L’IPD est sur le point de devenir le premier site africain de production de vaccins à haut volume, y compris contre la COVID. Les progrès de l’IPD dépendent en grande partie de la capacité des femmes
scientifiques à pouvoir apporter leur contribution. Ainsi, bien que les innovations qui naissent dans les laboratoires de l’IPD soit nécessaires, le centre de garderie pour enfants que l’Institut construit s’avère être tout aussi important.
Il existe un autre changement, de nature plus profonde, qui permettrait à l’Afrique de maintenir, et même d’accélérer son élan. Presque toutes les femmes avec qui j’ai pu m’entretenir lors de ma visite, et ce, peu importe leur âge et leur expérience, m’ont parlé des remarques auxquelles elles sont constamment confrontées : « N’ayez pas trop d’ambition professionnelle ou vous ne parviendrez jamais à trouver un mari. », « C’est un métier d’hommes. Que faites-vous dans ce milieu ? », « Si vous insistez pour devenir médecin, au moins n’envisagez pas une carrière de chirurgien, ou vous ne pourrez pas être une épouse et une mère. ».
Ce problème ne se limite certainement pas uniquement à l’Afrique. Chez moi, aux États-Unis, les femmes sont également confrontées à des remarques similaires. Il n’existe pas de moyen facile de changer les mentalités. Mais la première étape consiste à comprendre l’impact engendré lorsque des efforts dans ce sens sont réalisés. Les politiques et les programmes visant à faire progresser les femmes ne sont réellement efficaces que s’ils sont accompagnés d’efforts stratégiques visant à aider les gens à comprendre que lorsque les femmes sont encouragées à atteindre leur plein potentiel, cela crée un ensemble de possibilités bénéfiques à tous.
Au Sénégal, j’ai rencontré Binta Diao, une femme qui, à l’âge de 14 ans, a été forcée de quitter l’école pour épouser un homme ayant presque le double de son âge.
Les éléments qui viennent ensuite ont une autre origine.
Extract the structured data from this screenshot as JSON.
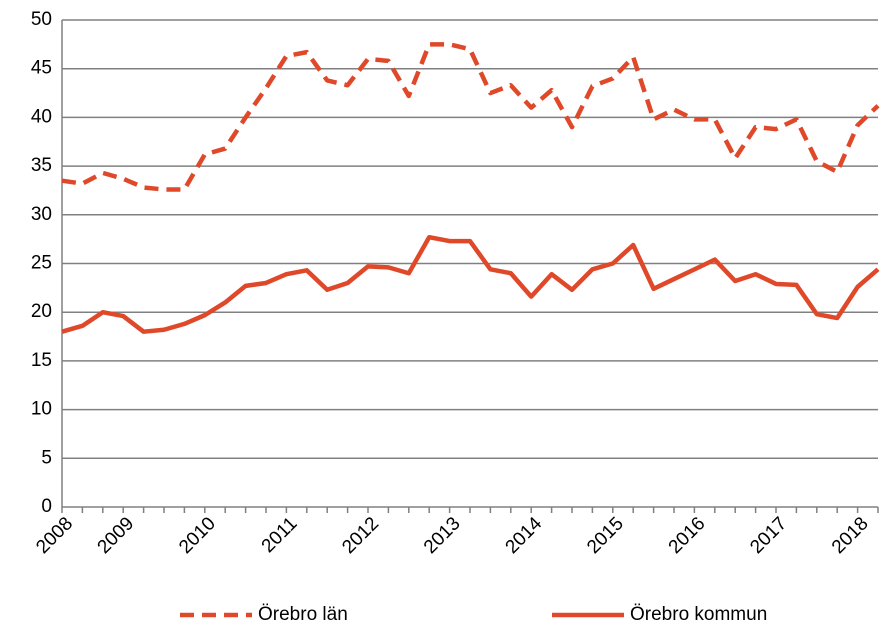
{
  "chart_data": {
    "type": "line",
    "categories": [
      "2008",
      null,
      null,
      "2009",
      null,
      null,
      null,
      "2010",
      null,
      null,
      null,
      "2011",
      null,
      null,
      null,
      "2012",
      null,
      null,
      null,
      "2013",
      null,
      null,
      null,
      "2014",
      null,
      null,
      null,
      "2015",
      null,
      null,
      null,
      "2016",
      null,
      null,
      null,
      "2017",
      null,
      null,
      null,
      "2018",
      null
    ],
    "series": [
      {
        "name": "Örebro län",
        "color": "#e0482a",
        "dash": true,
        "values": [
          33.5,
          33.2,
          34.3,
          33.7,
          32.8,
          32.6,
          32.6,
          36.2,
          36.8,
          40,
          43,
          46.3,
          46.7,
          43.8,
          43.3,
          46,
          45.8,
          42.2,
          47.5,
          47.5,
          47,
          42.5,
          43.3,
          41,
          42.8,
          39,
          43.2,
          44,
          46.2,
          39.8,
          40.8,
          39.8,
          39.8,
          35.8,
          39,
          38.8,
          39.8,
          35.5,
          34.4,
          39.2,
          41.2
        ]
      },
      {
        "name": "Örebro kommun",
        "color": "#e0482a",
        "dash": false,
        "values": [
          18,
          18.6,
          20,
          19.6,
          18,
          18.2,
          18.8,
          19.7,
          21,
          22.7,
          23,
          23.9,
          24.3,
          22.3,
          23,
          24.7,
          24.6,
          24,
          27.7,
          27.3,
          27.3,
          24.4,
          24,
          21.6,
          23.9,
          22.3,
          24.4,
          25,
          26.9,
          22.4,
          23.4,
          24.4,
          25.4,
          23.2,
          23.9,
          22.9,
          22.8,
          19.8,
          19.4,
          22.6,
          24.4
        ]
      }
    ],
    "ylim": [
      0,
      50
    ],
    "yticks": [
      0,
      5,
      10,
      15,
      20,
      25,
      30,
      35,
      40,
      45,
      50
    ],
    "grid": true,
    "legend": "bottom"
  }
}
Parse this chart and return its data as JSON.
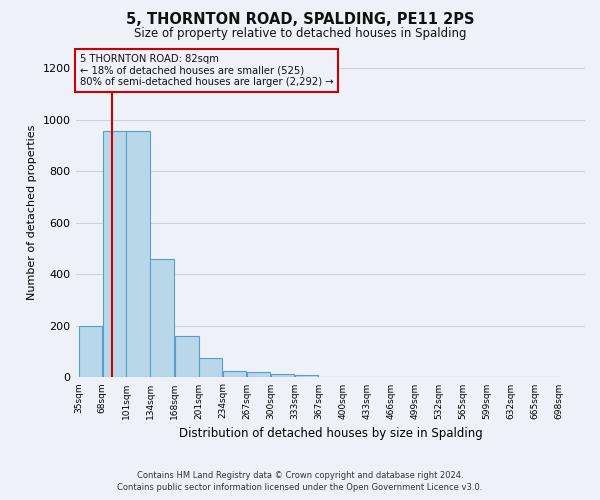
{
  "title": "5, THORNTON ROAD, SPALDING, PE11 2PS",
  "subtitle": "Size of property relative to detached houses in Spalding",
  "xlabel": "Distribution of detached houses by size in Spalding",
  "ylabel": "Number of detached properties",
  "footer_line1": "Contains HM Land Registry data © Crown copyright and database right 2024.",
  "footer_line2": "Contains public sector information licensed under the Open Government Licence v3.0.",
  "bar_color": "#b8d8ea",
  "bar_edge_color": "#5a9dc8",
  "grid_color": "#c8d4e0",
  "background_color": "#eef2f8",
  "annotation_line1": "5 THORNTON ROAD: 82sqm",
  "annotation_line2": "← 18% of detached houses are smaller (525)",
  "annotation_line3": "80% of semi-detached houses are larger (2,292) →",
  "annotation_box_color": "#cc0000",
  "property_line_x": 82,
  "property_line_color": "#cc0000",
  "bins": [
    35,
    68,
    101,
    134,
    168,
    201,
    234,
    267,
    300,
    333,
    367,
    400,
    433,
    466,
    499,
    532,
    565,
    599,
    632,
    665,
    698
  ],
  "bar_heights": [
    200,
    955,
    955,
    460,
    160,
    75,
    25,
    20,
    15,
    10,
    0,
    0,
    0,
    0,
    0,
    0,
    0,
    0,
    0,
    0
  ],
  "ylim": [
    0,
    1280
  ],
  "yticks": [
    0,
    200,
    400,
    600,
    800,
    1000,
    1200
  ],
  "figsize": [
    6.0,
    5.0
  ],
  "dpi": 100
}
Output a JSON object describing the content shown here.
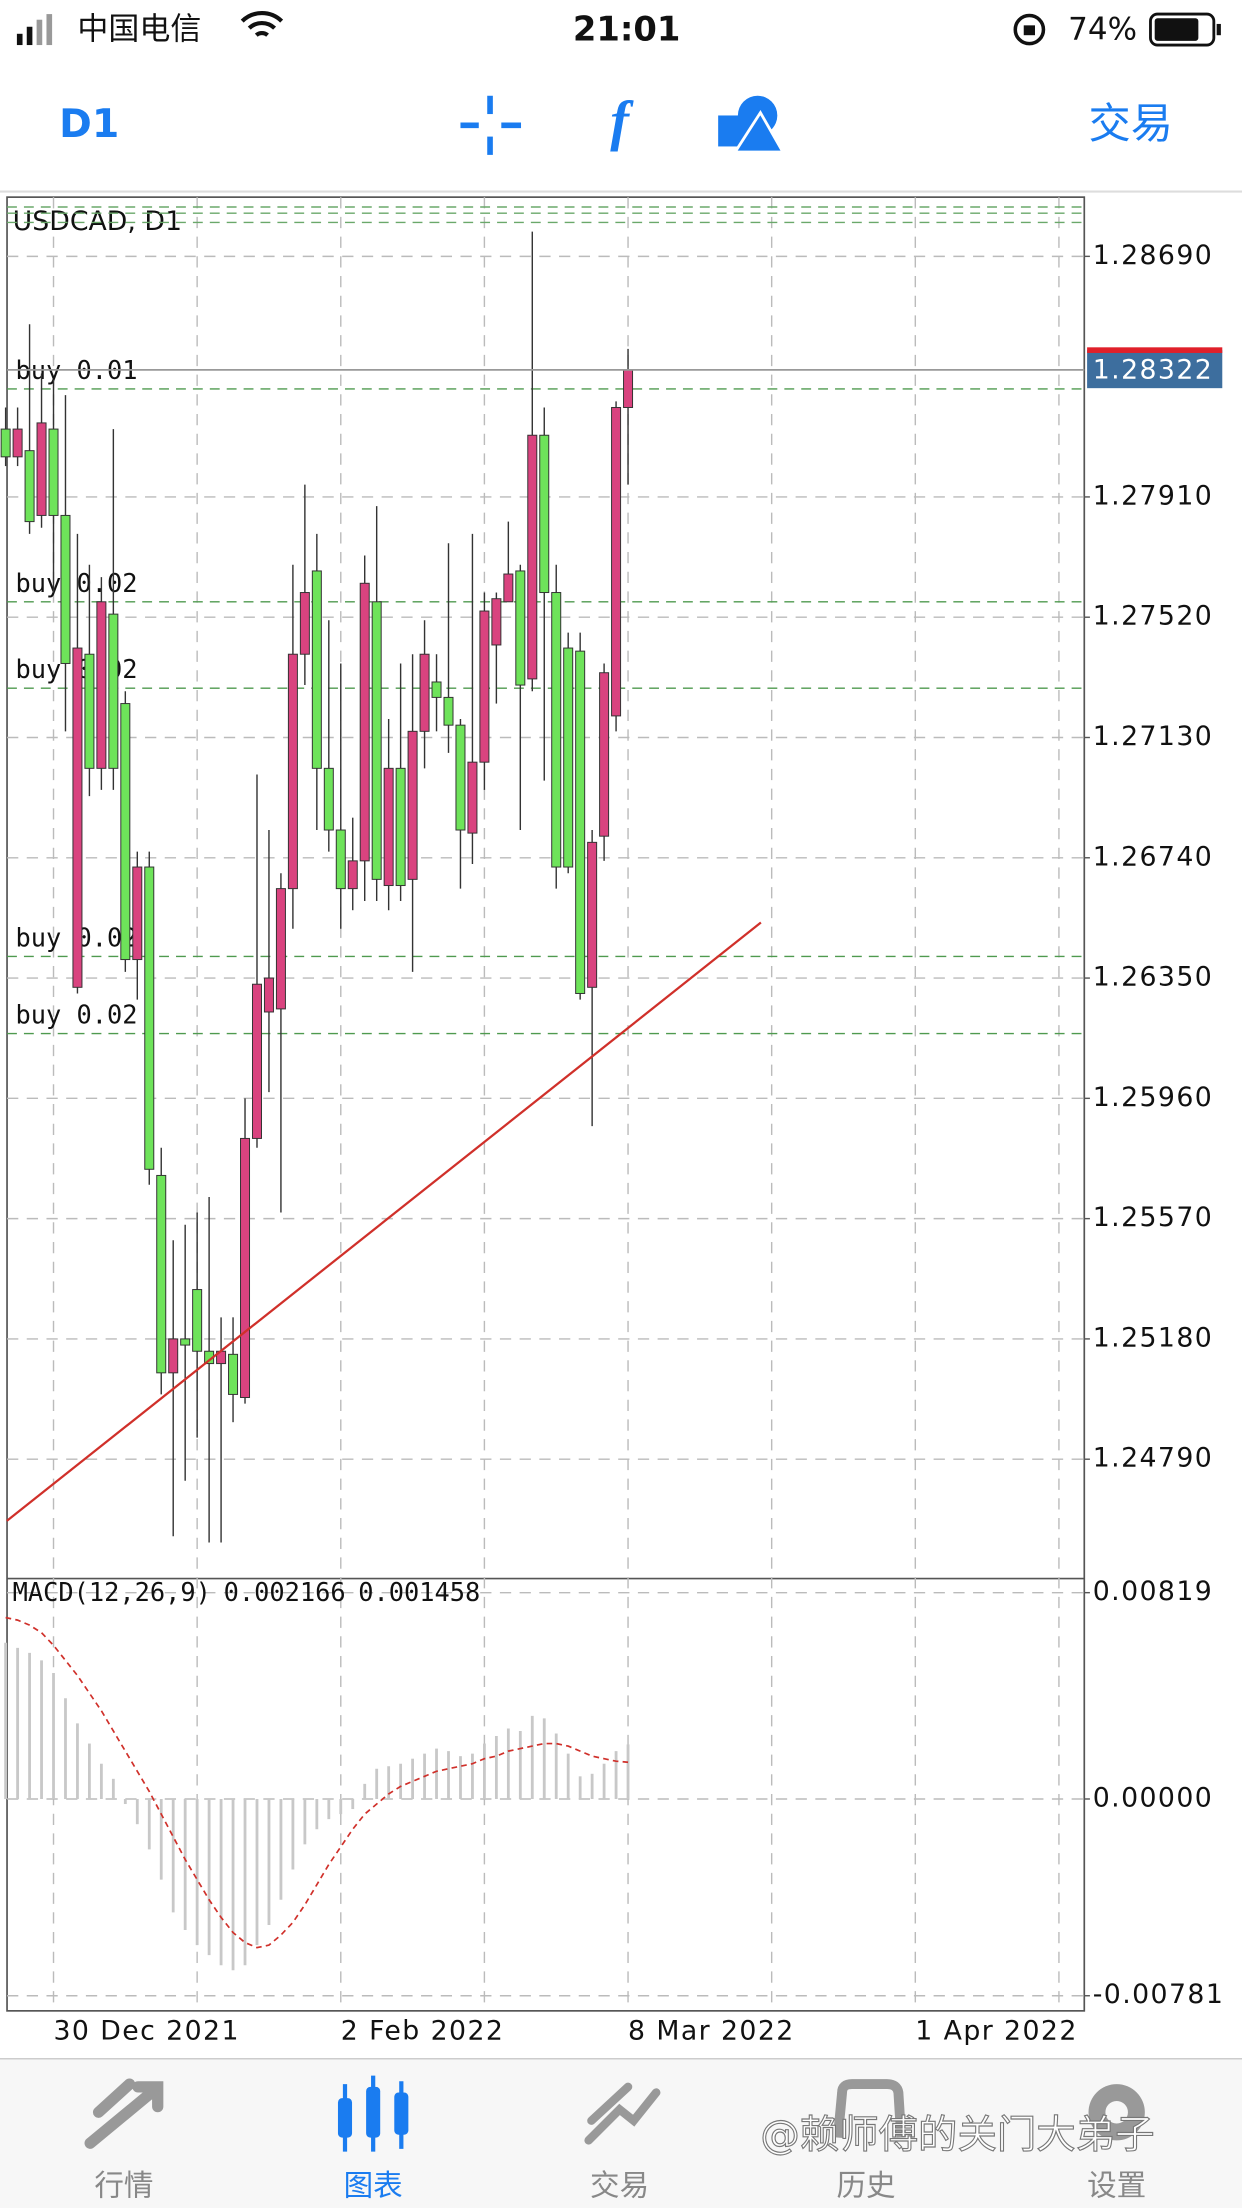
{
  "status_bar": {
    "carrier": "中国电信",
    "time": "21:01",
    "battery": "74%"
  },
  "toolbar": {
    "timeframe": "D1",
    "trade": "交易"
  },
  "chart_data": [
    {
      "type": "candlestick",
      "title": "USDCAD, D1",
      "categories": [
        null,
        null,
        null,
        null,
        "30 Dec 2021",
        null,
        null,
        null,
        null,
        null,
        null,
        null,
        null,
        null,
        null,
        null,
        null,
        null,
        null,
        null,
        null,
        null,
        null,
        null,
        null,
        null,
        null,
        null,
        "2 Feb 2022",
        null,
        null,
        null,
        null,
        null,
        null,
        null,
        null,
        null,
        null,
        null,
        null,
        null,
        null,
        null,
        null,
        null,
        null,
        null,
        null,
        null,
        null,
        null,
        "8 Mar 2022",
        null,
        null,
        null,
        null,
        null,
        null,
        null,
        null,
        null,
        null,
        null,
        null,
        null,
        null,
        null,
        null,
        null,
        null,
        null,
        null,
        null,
        null,
        null,
        "1 Apr 2022"
      ],
      "open": [
        1.2813,
        1.2804,
        1.2806,
        1.2785,
        1.2813,
        1.2785,
        1.2632,
        1.274,
        1.2703,
        1.2753,
        1.2724,
        1.2641,
        1.2671,
        1.2571,
        1.2507,
        1.2518,
        1.2534,
        1.2514,
        1.251,
        1.2513,
        1.2499,
        1.2583,
        1.2624,
        1.2625,
        1.2664,
        1.274,
        1.2767,
        1.2703,
        1.2683,
        1.2664,
        1.2673,
        1.2757,
        1.2665,
        1.2703,
        1.2667,
        1.2715,
        1.2731,
        1.2726,
        1.2717,
        1.2682,
        1.2705,
        1.2743,
        1.2757,
        1.2767,
        1.2732,
        1.2811,
        1.276,
        1.2742,
        1.2741,
        1.2632,
        1.2681,
        1.272,
        1.282,
        null,
        null,
        null,
        null,
        null,
        null,
        null,
        null,
        null,
        null,
        null,
        null,
        null,
        null,
        null,
        null,
        null,
        null,
        null,
        null,
        null,
        null,
        null,
        null
      ],
      "high": [
        1.282,
        1.282,
        1.2847,
        1.2831,
        1.2829,
        1.2824,
        1.2779,
        1.2769,
        1.2765,
        1.2813,
        1.2728,
        1.2676,
        1.2676,
        1.258,
        1.255,
        1.2555,
        1.2559,
        1.2564,
        1.2525,
        1.2525,
        1.2596,
        1.2701,
        1.2683,
        1.2669,
        1.2769,
        1.2795,
        1.2779,
        1.2751,
        1.2737,
        1.2687,
        1.2772,
        1.2788,
        1.2719,
        1.2737,
        1.274,
        1.2751,
        1.274,
        1.2776,
        1.2719,
        1.2779,
        1.276,
        1.276,
        1.2783,
        1.2769,
        1.2877,
        1.282,
        1.2769,
        1.2747,
        1.2747,
        1.2683,
        1.2737,
        1.2822,
        1.2839,
        null,
        null,
        null,
        null,
        null,
        null,
        null,
        null,
        null,
        null,
        null,
        null,
        null,
        null,
        null,
        null,
        null,
        null,
        null,
        null,
        null,
        null,
        null,
        null
      ],
      "low": [
        1.2801,
        1.2801,
        1.2779,
        1.2781,
        1.276,
        1.2715,
        1.263,
        1.2694,
        1.2696,
        1.2696,
        1.2637,
        1.2628,
        1.2568,
        1.25,
        1.2454,
        1.2472,
        1.2486,
        1.2452,
        1.2452,
        1.2491,
        1.2497,
        1.258,
        1.2598,
        1.2559,
        1.2651,
        1.273,
        1.2683,
        1.2676,
        1.2651,
        1.2657,
        1.266,
        1.266,
        1.2657,
        1.266,
        1.2637,
        1.2703,
        1.2715,
        1.2708,
        1.2664,
        1.2672,
        1.2696,
        1.2724,
        1.2757,
        1.2683,
        1.2728,
        1.2699,
        1.2664,
        1.2669,
        1.2628,
        1.2587,
        1.2673,
        1.2715,
        1.2795,
        null,
        null,
        null,
        null,
        null,
        null,
        null,
        null,
        null,
        null,
        null,
        null,
        null,
        null,
        null,
        null,
        null,
        null,
        null,
        null,
        null,
        null,
        null,
        null
      ],
      "close": [
        1.2804,
        1.2813,
        1.2783,
        1.2815,
        1.2785,
        1.2737,
        1.2742,
        1.2703,
        1.2757,
        1.2703,
        1.2641,
        1.2671,
        1.2573,
        1.2507,
        1.2518,
        1.2516,
        1.2514,
        1.251,
        1.2514,
        1.25,
        1.2583,
        1.2633,
        1.2635,
        1.2664,
        1.274,
        1.276,
        1.2703,
        1.2683,
        1.2664,
        1.2673,
        1.2763,
        1.2667,
        1.2703,
        1.2665,
        1.2715,
        1.274,
        1.2726,
        1.2717,
        1.2683,
        1.2705,
        1.2754,
        1.2758,
        1.2766,
        1.273,
        1.2811,
        1.276,
        1.2671,
        1.2671,
        1.263,
        1.2679,
        1.2734,
        1.282,
        1.28322,
        null,
        null,
        null,
        null,
        null,
        null,
        null,
        null,
        null,
        null,
        null,
        null,
        null,
        null,
        null,
        null,
        null,
        null,
        null,
        null,
        null,
        null,
        null,
        null
      ],
      "up_color": "#d9437f",
      "down_color": "#6ee35a",
      "ylim": [
        1.24403,
        1.28882
      ],
      "yticks": [
        {
          "value": 1.2869,
          "label": "1.28690"
        },
        {
          "value": 1.2791,
          "label": "1.27910"
        },
        {
          "value": 1.2752,
          "label": "1.27520"
        },
        {
          "value": 1.2713,
          "label": "1.27130"
        },
        {
          "value": 1.2674,
          "label": "1.26740"
        },
        {
          "value": 1.2635,
          "label": "1.26350"
        },
        {
          "value": 1.2596,
          "label": "1.25960"
        },
        {
          "value": 1.2557,
          "label": "1.25570"
        },
        {
          "value": 1.2518,
          "label": "1.25180"
        },
        {
          "value": 1.2479,
          "label": "1.24790"
        }
      ],
      "grid": true,
      "orders": [
        {
          "label": "buy 0.01",
          "price": 1.2826
        },
        {
          "label": "buy 0.02",
          "price": 1.2757
        },
        {
          "label": "buy 0.02",
          "price": 1.2729
        },
        {
          "label": "buy 0.02",
          "price": 1.2642
        },
        {
          "label": "buy 0.02",
          "price": 1.2617
        }
      ],
      "levels": [
        1.2885,
        1.2883,
        1.288
      ],
      "trendline": {
        "x": [
          0.1,
          63.1
        ],
        "values": [
          1.2459,
          1.2653
        ],
        "color": "#d0302a"
      }
    },
    {
      "type": "macd",
      "title": "MACD(12,26,9)",
      "ylim": [
        -0.00841,
        0.00875
      ],
      "yticks": [
        0.00819,
        {
          "value": 0,
          "label": "0.00000"
        },
        -0.00781
      ],
      "histogram": {
        "color": "#c8c8c8",
        "values": [
          0.0062,
          0.006,
          0.0058,
          0.0055,
          0.005,
          0.004,
          0.003,
          0.0022,
          0.0014,
          0.0008,
          -0.0002,
          -0.001,
          -0.002,
          -0.0032,
          -0.0045,
          -0.0052,
          -0.0058,
          -0.0062,
          -0.0066,
          -0.0068,
          -0.0066,
          -0.0058,
          -0.005,
          -0.004,
          -0.0028,
          -0.0018,
          -0.0012,
          -0.0008,
          -0.0006,
          -0.0004,
          0.0006,
          0.0012,
          0.0013,
          0.0014,
          0.0016,
          0.0018,
          0.002,
          0.0019,
          0.0017,
          0.0018,
          0.0022,
          0.0025,
          0.0028,
          0.0027,
          0.0033,
          0.0032,
          0.0026,
          0.0018,
          0.0009,
          0.001,
          0.0014,
          0.0019,
          0.002166
        ]
      },
      "signal": {
        "color": "#d0302a",
        "values": [
          0.0072,
          0.0071,
          0.0069,
          0.0066,
          0.0061,
          0.0055,
          0.0049,
          0.0042,
          0.0035,
          0.0027,
          0.0019,
          0.0011,
          0.0003,
          -0.0006,
          -0.0015,
          -0.0024,
          -0.0032,
          -0.004,
          -0.0047,
          -0.0053,
          -0.0057,
          -0.0059,
          -0.0058,
          -0.0054,
          -0.0049,
          -0.0042,
          -0.0034,
          -0.0026,
          -0.0019,
          -0.0012,
          -0.0006,
          -0.0002,
          0.0002,
          0.0005,
          0.0007,
          0.0009,
          0.0011,
          0.0012,
          0.0013,
          0.0014,
          0.0016,
          0.0017,
          0.0019,
          0.002,
          0.0021,
          0.0022,
          0.0022,
          0.0021,
          0.0019,
          0.0017,
          0.0016,
          0.0015,
          0.001458
        ]
      }
    }
  ],
  "tab_bar": {
    "tabs": [
      "行情",
      "图表",
      "交易",
      "历史",
      "设置"
    ]
  },
  "watermark": "@赖师傅的关门大弟子"
}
À 20 ans, elle a commencé à suivre des cours à Tostan, une organisation qui dispense des cours sur les Droits de l’Homme, la démocratie, la santé et l’économie aux communautés ouest-africaines. Les femmes qui ont suivi les formations de Tostan contribuent à l’évolution des normes culturelles tout en démontrant à leurs maris que lorsque les femmes gagnent un revenu, les hommes en bénéficient également.
Binta a commencé par vendre des légumes, puis du lait de vache, et est aujourd’hui l’animatrice d’une émission de radio à succès. Elle aborde des sujets portant sur la santé maternelle et néonatale, motive d’autres femmes à créer leur propre entreprise et partage des conseils sur les projets susceptibles d’être rentables. Le constat de Binta est édifiant. « Avant, je n’étais qu’une femme ordinaire », confie-t-elle. « J’étais rabaissée » a-t-elle ajouté. Mais aujourd’hui quand elle parle, les gens écoutent.
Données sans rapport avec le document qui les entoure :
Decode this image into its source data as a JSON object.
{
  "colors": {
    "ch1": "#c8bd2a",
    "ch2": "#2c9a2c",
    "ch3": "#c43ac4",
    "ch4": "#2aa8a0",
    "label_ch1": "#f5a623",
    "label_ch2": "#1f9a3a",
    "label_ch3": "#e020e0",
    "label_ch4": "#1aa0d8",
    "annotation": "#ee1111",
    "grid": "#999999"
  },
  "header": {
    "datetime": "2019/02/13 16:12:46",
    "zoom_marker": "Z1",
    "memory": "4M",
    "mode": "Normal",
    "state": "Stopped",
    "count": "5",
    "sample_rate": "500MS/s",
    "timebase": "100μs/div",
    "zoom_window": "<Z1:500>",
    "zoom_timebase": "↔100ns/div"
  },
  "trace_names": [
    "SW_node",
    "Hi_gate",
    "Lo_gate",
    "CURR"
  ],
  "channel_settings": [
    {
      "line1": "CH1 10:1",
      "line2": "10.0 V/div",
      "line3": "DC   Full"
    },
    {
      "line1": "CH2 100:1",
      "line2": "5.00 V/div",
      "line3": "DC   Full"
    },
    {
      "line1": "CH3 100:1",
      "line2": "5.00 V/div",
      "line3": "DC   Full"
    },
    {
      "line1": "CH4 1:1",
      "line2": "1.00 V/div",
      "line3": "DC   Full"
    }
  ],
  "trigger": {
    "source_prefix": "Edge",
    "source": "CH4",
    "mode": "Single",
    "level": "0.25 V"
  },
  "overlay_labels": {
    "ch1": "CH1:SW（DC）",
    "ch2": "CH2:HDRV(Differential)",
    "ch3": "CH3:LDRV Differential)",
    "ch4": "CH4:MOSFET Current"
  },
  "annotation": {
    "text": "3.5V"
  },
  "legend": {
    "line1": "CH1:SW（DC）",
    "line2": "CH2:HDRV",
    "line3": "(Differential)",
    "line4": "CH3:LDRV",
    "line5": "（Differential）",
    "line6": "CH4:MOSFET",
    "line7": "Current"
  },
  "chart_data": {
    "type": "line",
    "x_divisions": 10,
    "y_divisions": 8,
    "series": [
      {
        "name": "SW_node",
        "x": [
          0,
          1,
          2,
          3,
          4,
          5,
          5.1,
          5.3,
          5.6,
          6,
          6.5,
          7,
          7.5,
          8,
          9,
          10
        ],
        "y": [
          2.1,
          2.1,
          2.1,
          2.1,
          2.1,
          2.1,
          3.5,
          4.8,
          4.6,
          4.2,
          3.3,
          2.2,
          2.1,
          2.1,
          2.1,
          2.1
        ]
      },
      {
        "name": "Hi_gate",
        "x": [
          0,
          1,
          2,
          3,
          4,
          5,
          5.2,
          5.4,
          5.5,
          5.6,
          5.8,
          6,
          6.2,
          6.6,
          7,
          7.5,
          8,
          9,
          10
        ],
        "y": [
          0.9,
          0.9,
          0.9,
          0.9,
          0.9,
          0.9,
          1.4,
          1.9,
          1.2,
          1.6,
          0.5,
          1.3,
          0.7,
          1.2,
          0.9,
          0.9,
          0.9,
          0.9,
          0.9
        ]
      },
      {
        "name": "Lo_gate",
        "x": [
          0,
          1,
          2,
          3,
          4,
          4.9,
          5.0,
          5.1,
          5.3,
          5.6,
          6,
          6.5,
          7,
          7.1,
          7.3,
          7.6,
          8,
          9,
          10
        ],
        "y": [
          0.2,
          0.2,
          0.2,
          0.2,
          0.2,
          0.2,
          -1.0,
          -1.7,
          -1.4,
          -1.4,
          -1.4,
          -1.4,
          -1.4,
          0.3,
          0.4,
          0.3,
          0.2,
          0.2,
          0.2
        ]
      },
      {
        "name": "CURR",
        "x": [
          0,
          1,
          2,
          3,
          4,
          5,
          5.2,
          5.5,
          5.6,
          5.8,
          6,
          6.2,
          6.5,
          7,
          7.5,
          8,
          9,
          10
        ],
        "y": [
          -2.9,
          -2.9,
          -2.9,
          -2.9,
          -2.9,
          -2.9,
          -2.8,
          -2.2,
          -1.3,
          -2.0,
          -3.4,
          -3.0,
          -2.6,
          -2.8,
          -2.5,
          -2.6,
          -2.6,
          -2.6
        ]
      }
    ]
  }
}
Grâce à de tels efforts, la vision des femmes au sein de plus en plus de communautés commence à évoluer et ces communautés commencent à prospérer. Ce n’est que lorsque les expériences de femmes comme Binta ne seront plus minimisées et que les dirigeants africains percevront enfin le potentiel illimité de toutes les femmes du continent, qu’ils seront en mesure de permettre des progrès extraordinaires pour tous.